The delightful young woman who came into our lives serving cappuccinos and conversation. She enriched my time in this place.
And today, when the car’s steering wheel locked up when we were on a remote road headed to a waterfall, a man on his way to work stopped to help when others had refused. He took the time to jump in our car and did what we believed was the impossible. Announcing he “was a strong man”, drove off as we were now able to do so as well!
“I think a hero is any person really intent on making this a better place for all people.” Maya Angelou
Try, try again. Today we are making a second attempt to leave town. We are headed to the island Vidðy.
Yesterday my toe got caught in a small dip in the asphalt next to our parked car. I had a nasty fall – lots of yelling (which I’m prone to do) as I went down, and which continued long after my head hit the ground hard. Real hard.
So we went to the E. R. instead.
I was asked for my passport so I felt like I had traveled somewhere.
I was treated and sewn up by three doctors; two of whom had studied medicine in Denmark, the other in Poland. A nurse from Germany completed the international feel.
I was told I would soon develop goggle eyes. And they were correct.
When I picked up the prescribed antibiotics, I bought some kids’ bandaids as well – to give myself some smiles.
A good night’s rest and we were off first thing this morning for Vidðy Island.
The day offered stunning vistas.
All told, we were on the islands of Streymoy, Esturoy, Bordoy and Vidðy today.
Over coffee each morning this is what we ask ourselves.
I pull out the large map and we look at notes we have written on the map or we refer to our Kindle books about the Faroes. Then we order another coffee and lay out the day’s travel plan.
Yesterday we went northeast to Bordðy and its next door island Kunoy. Today we travelled by ferry to Sandoy in the south. Each of the eighteen islands is unique in its particular geography and spectacular vistas.
The one thing all the islands have in common is sheep. Lots of sheep, seen both in the distance
and right alongside the road.
Sheep pay no heed as you drive by, but if you slow down to gaze upon them or to take a photograph, they move along.
Yesterday was the exception. After turning onto a small road, we slowed down because up ahead “greeter” sheep were literally running towards us.
They gathered around the car, baaing like crazy.
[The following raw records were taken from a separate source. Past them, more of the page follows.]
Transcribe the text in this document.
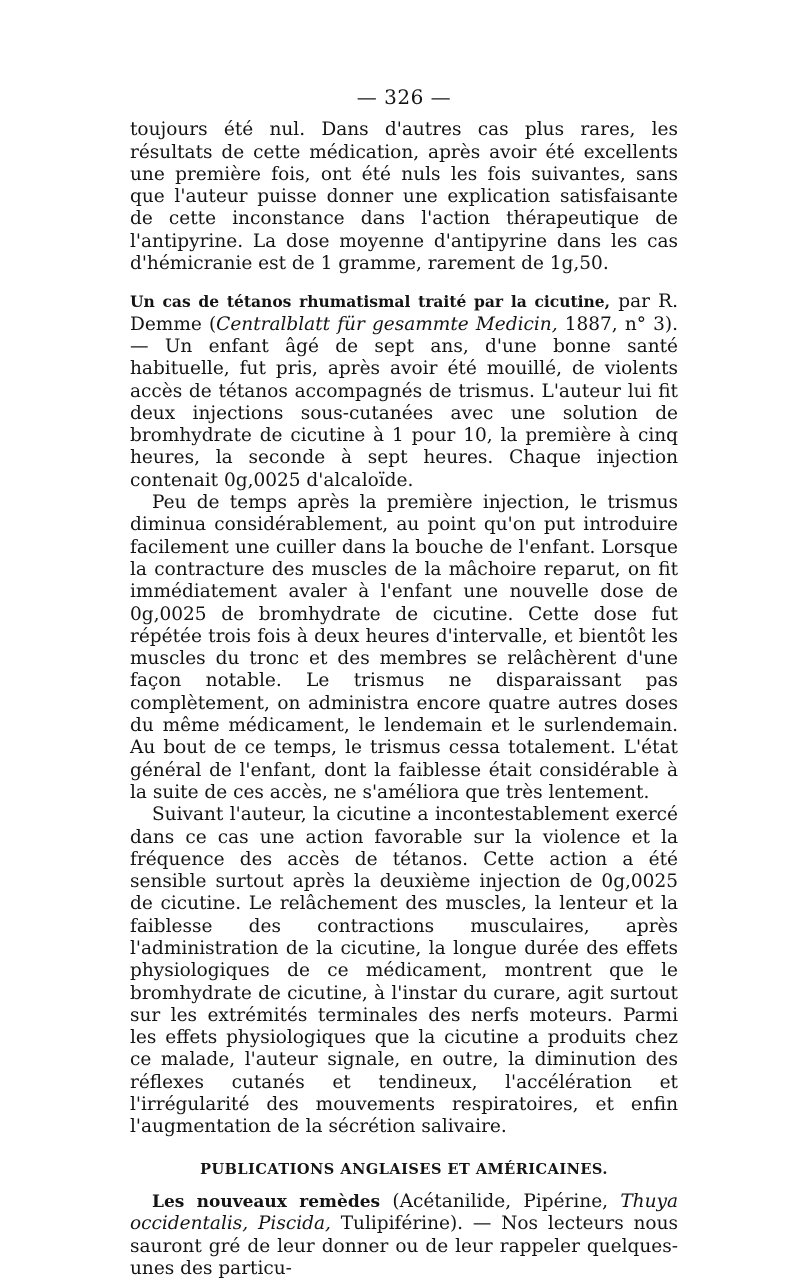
— 326 —

toujours été nul. Dans d'autres cas plus rares, les résultats de cette médication, après avoir été excellents une première fois, ont été nuls les fois suivantes, sans que l'auteur puisse donner une explication satisfaisante de cette inconstance dans l'action thérapeutique de l'antipyrine. La dose moyenne d'antipyrine dans les cas d'hémicranie est de 1 gramme, rarement de 1g,50.

Un cas de tétanos rhumatismal traité par la cicutine, par R. Demme (Centralblatt für gesammte Medicin, 1887, n° 3).— Un enfant âgé de sept ans, d'une bonne santé habituelle, fut pris, après avoir été mouillé, de violents accès de tétanos accompagnés de trismus. L'auteur lui fit deux injections sous-cutanées avec une solution de bromhydrate de cicutine à 1 pour 10, la première à cinq heures, la seconde à sept heures. Chaque injection contenait 0g,0025 d'alcaloïde.

Peu de temps après la première injection, le trismus diminua considérablement, au point qu'on put introduire facilement une cuiller dans la bouche de l'enfant. Lorsque la contracture des muscles de la mâchoire reparut, on fit immédiatement avaler à l'enfant une nouvelle dose de 0g,0025 de bromhydrate de cicutine. Cette dose fut répétée trois fois à deux heures d'intervalle, et bientôt les muscles du tronc et des membres se relâchèrent d'une façon notable. Le trismus ne disparaissant pas complètement, on administra encore quatre autres doses du même médicament, le lendemain et le surlendemain. Au bout de ce temps, le trismus cessa totalement. L'état général de l'enfant, dont la faiblesse était considérable à la suite de ces accès, ne s'améliora que très lentement.

Suivant l'auteur, la cicutine a incontestablement exercé dans ce cas une action favorable sur la violence et la fréquence des accès de tétanos. Cette action a été sensible surtout après la deuxième injection de 0g,0025 de cicutine. Le relâchement des muscles, la lenteur et la faiblesse des contractions musculaires, après l'administration de la cicutine, la longue durée des effets physiologiques de ce médicament, montrent que le bromhydrate de cicutine, à l'instar du curare, agit surtout sur les extrémités terminales des nerfs moteurs. Parmi les effets physiologiques que la cicutine a produits chez ce malade, l'auteur signale, en outre, la diminution des réflexes cutanés et tendineux, l'accélération et l'irrégularité des mouvements respiratoires, et enfin l'augmentation de la sécrétion salivaire.

PUBLICATIONS ANGLAISES ET AMÉRICAINES.

Les nouveaux remèdes (Acétanilide, Pipérine, Thuya occidentalis, Piscida, Tulipiférine). — Nos lecteurs nous sauront gré de leur donner ou de leur rappeler quelques-unes des particu-
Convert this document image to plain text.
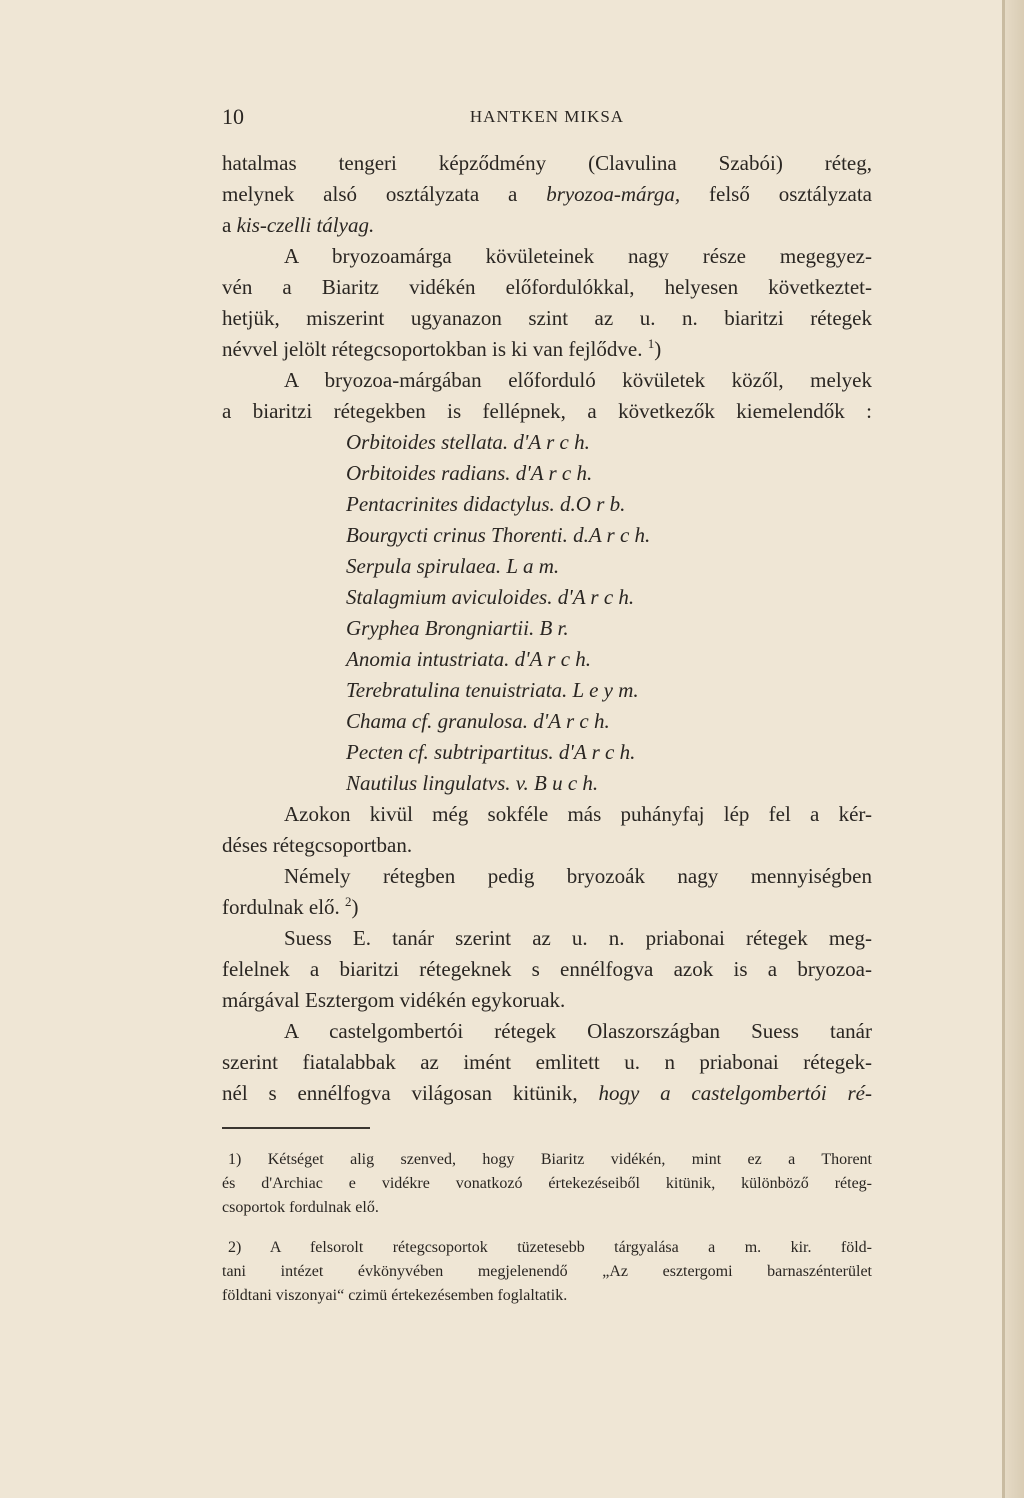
10	HANTKEN MIKSA
hatalmas tengeri képződmény (Clavulina Szabói) réteg,
melynek alsó osztályzata a bryozoa-márga, felső osztályzata
a kis-czelli tályag.
A bryozoamárga kövületeinek nagy része megegyez-
vén a Biaritz vidékén előfordulókkal, helyesen következtet-
hetjük, miszerint ugyanazon szint az u. n. biaritzi rétegek
névvel jelölt rétegcsoportokban is ki van fejlődve. $^1$)
A bryozoa-márgában előforduló kövületek közől, melyek
a biaritzi rétegekben is fellépnek, a következők kiemelendők :
Orbitoides stellata. d'A r c h.
Orbitoides radians. d'A r c h.
Pentacrinites didactylus. d.O r b.
Bourgycti crinus Thorenti. d.A r c h.
Serpula spirulaea. L a m.
Stalagmium aviculoides. d'A r c h.
Gryphea Brongniartii. B r.
Anomia intustriata. d'A r c h.
Terebratulina tenuistriata. L e y m.
Chama cf. granulosa. d'A r c h.
Pecten cf. subtripartitus. d'A r c h.
Nautilus lingulatvs. v. B u c h.
Azokon kivül még sokféle más puhányfaj lép fel a kér-
déses rétegcsoportban.
Némely rétegben pedig bryozoák nagy mennyiségben
fordulnak elő. $^2$)
Suess E. tanár szerint az u. n. priabonai rétegek meg-
felelnek a biaritzi rétegeknek s ennélfogva azok is a bryozoa-
márgával Esztergom vidékén egykoruak.
A castelgombertói rétegek Olaszországban Suess tanár
szerint fiatalabbak az imént emlitett u. n priabonai rétegek-
nél s ennélfogva világosan kitünik, hogy a castelgombertói ré-
1) Kétséget alig szenved, hogy Biaritz vidékén, mint ez a Thorent
és d'Archiac e vidékre vonatkozó értekezéseiből kitünik, különböző réteg-
csoportok fordulnak elő.
2) A felsorolt rétegcsoportok tüzetesebb tárgyalása a m. kir. föld-
tani intézet évkönyvében megjelenendő „Az esztergomi barnaszénterület
földtani viszonyai“ czimü értekezésemben foglaltatik.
I thought for sure they would jump in the car if we let them. It was fun experiencing such a fine welcome after so much stand-offishness.
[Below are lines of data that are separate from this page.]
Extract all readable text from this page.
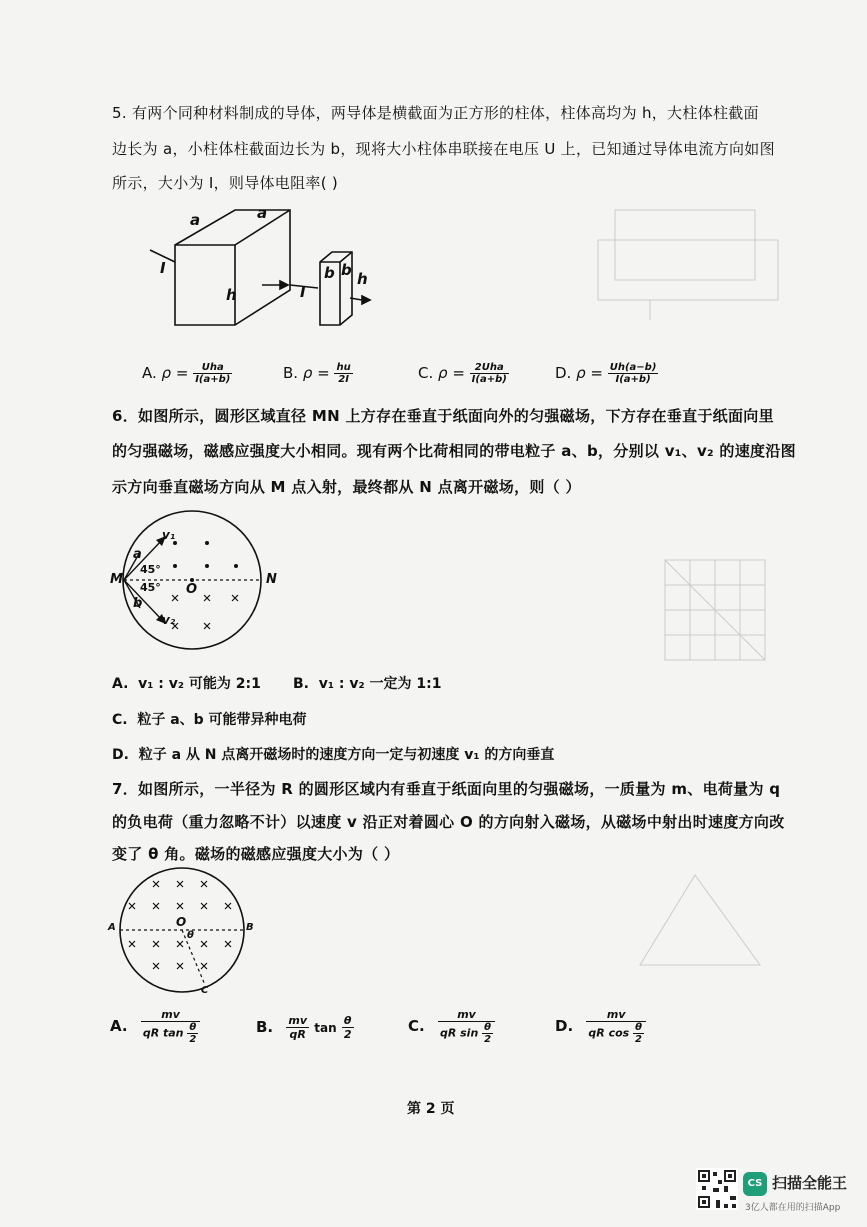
5. 有两个同种材料制成的导体，两导体是横截面为正方形的柱体，柱体高均为 h，大柱体柱截面
边长为 a，小柱体柱截面边长为 b，现将大小柱体串联接在电压 U 上，已知通过导体电流方向如图
所示，大小为 I，则导体电阻率( )
a	a
h
I
I
b b h
A. $\rho = \frac{\text{Uha}}{I(a+b)}$	B. $\rho = \frac{hu}{2I}$	C. $\rho = \frac{\text{2Uha}}{I(a+b)}$	D. $\rho = \frac{Uh(a-b)}{I(a+b)}$
6．如图所示，圆形区域直径 MN 上方存在垂直于纸面向外的匀强磁场，下方存在垂直于纸面向里
的匀强磁场，磁感应强度大小相同。现有两个比荷相同的带电粒子 a、b，分别以 v₁、v₂ 的速度沿图
示方向垂直磁场方向从 M 点入射，最终都从 N 点离开磁场，则（ ）
M	N
O
a
b
v₁
v₂
45°
45°
A. v₁ : v₂ 可能为 2:1 B. v₁ : v₂ 一定为 1:1
C. 粒子 a、b 可能带异种电荷
D. 粒子 a 从 N 点离开磁场时的速度方向一定与初速度 v₁ 的方向垂直
7．如图所示，一半径为 R 的圆形区域内有垂直于纸面向里的匀强磁场，一质量为 m、电荷量为 q
的负电荷（重力忽略不计）以速度 v 沿正对着圆心 O 的方向射入磁场，从磁场中射出时速度方向改
变了 θ 角。磁场的磁感应强度大小为（ ）
A	B
C
O
θ
A. $\frac{mv}{qR \tan \frac{\theta}{2}}$	B. $\frac{mv}{qR}$ $\tan \frac{\theta}{2}$	C. $\frac{mv}{qR \sin \frac{\theta}{2}}$	D. $\frac{mv}{qR \cos \frac{\theta}{2}}$
第 2 页
CS 扫描全能王
3亿人都在用的扫描App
Tonight we ended this day on a practical note. As this was the 4th day since our arrival, a COVID-19 test was advised. And so we did.
Tomorrow we’ll begin the day with cappuccinos and the map, asking “where shall we go today”.
Yesterday morning a group gathered just outside the Icelandic consulate. They were there because a car had driven into the old section of town, tried to turn around and instead had become hung up on a concrete ledge.
They offered counsel and console. Communication and contact. Support and skill. Hospitality and care.
The situation even became a stop on a walking tour of Torshavn’s “old town”.
A young man whom we learned was in a construction apprenticeship, was working nearby and offered to call the police.
Eventually the police department arrived to make an assessment.
“This is a job for the fire department.”
While waiting for the fire department the neighbors offered an invitation to sit and have tea while the mother sat at the window to watch for the fire department.
“We need wood.” Neighbors brought wood and the jacking up began.
Success! The car was freed. One fire department member held out a portable credit card reader for payment, we gave repeated thanks to all as a neighbor slowly backed the car off the board, drove off to nearby corner where we met up. He got out, we got in, and drove off!
In William Wehman’s video Alphabet Soup, the letter K stands for King. The king proceeds to say: “welcome to the kingdom. This is mine. All of it. Over here and over there, every last bit of it. All of it. Mine.” My sons and I have fun repeating this every now and then.
I was thinking about that line last night, after another day of wonder and wondrous places where we traveled this day. Gazing upon the majesty before me, feeling this is all mine for this moment.
This wonder of the majesty of God’s creation in this place is all mine – it fills up my soul, lightens my load.
It both fills me with awe and quietens me at the same time.
The past two days have been filled with vistas which seem far off, but are close enough to touch. I’m reminded to pay attention to this moment. It may not come again. Stop. Savor.
I already long to return. I’m keenly aware of my age and know my returns may not be returns. All the more reason to live in this very moment.